Nerine 'Sveva Pio' .
Nerine are something that have always perplexed me. I have been saved the trouble of thinking I know anything, it has been clear for a long time that I don't.
Where, for example, does the purple colour come from? There aren't any purple flowered Nerine species. The colour is often attributed to "hybridisation" but I'm not sure what they were hybridised with. Wherever the colour came from, I like purple Nerine. They are incomprehensible.
'Sveva Pio' lurks on the fringes of the purple group, the flower is pink but streaked with purple and silver. If the appearance of purple is difficult to explain, the strange pattern of colour in 'Sveva Pio' is unique as far as I have seen. There will be those who say it is the effect of some terrible virus, people always seem to blame the effects of a virus when there's something they don't understand. When I was younger it would have been called a physiological disorder, a catch-all phrase to plaster over the cracks in understanding.

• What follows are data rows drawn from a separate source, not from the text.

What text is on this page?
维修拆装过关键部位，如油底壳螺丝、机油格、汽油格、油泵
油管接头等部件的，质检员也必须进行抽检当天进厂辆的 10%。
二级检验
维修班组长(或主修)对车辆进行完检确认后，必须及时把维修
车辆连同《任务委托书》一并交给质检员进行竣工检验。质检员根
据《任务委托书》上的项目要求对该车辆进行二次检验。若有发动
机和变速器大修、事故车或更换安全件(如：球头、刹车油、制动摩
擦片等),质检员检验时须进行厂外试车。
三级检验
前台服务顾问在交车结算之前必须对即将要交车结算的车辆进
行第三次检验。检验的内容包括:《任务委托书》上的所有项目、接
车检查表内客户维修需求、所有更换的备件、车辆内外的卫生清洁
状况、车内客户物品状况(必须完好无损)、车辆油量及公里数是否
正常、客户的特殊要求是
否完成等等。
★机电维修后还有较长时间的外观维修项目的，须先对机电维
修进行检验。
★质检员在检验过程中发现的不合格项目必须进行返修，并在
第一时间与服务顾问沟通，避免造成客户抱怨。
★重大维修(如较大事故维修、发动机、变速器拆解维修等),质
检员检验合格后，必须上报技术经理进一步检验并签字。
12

Whatever the cause of the colour, I like the plant. I have some sveva-babies growing on to see if they throw any light on the matter.



25th September 2022

Gentiana ligustica .
The outstanding plant of the week has certainly been Gentiana ligustica. It dried out during last weekend without me noticing. I found it looking limp, the ballooning bud wrinkled and deflated. I was quite convinced that I had killed the plant, not just the flower. Its powers of recovery have been remarkable. The plant perked up immediately it was watered and the bud stood up and opened two days later.
I would love to grow Meconopsis, I'm not quite sure why I can't. It may be that they have to be treated as monocarpic, coming up to flower and then dying. I don't really understand it. Gentians are equally confusing. I have killed dozens over the years. They might produce a few flowers in spring and then curl up and die in the summer heat. I don't understand why they have died, and I don't understand why G. ligustica hasn't.
I have had the plant for five years now and it has flowered for the last three. To begin with it flowered in spring and now it seems to flower in autumn. It is behaving very strangely and I am grateful for it.
I don't understand it, but it doesn't matter.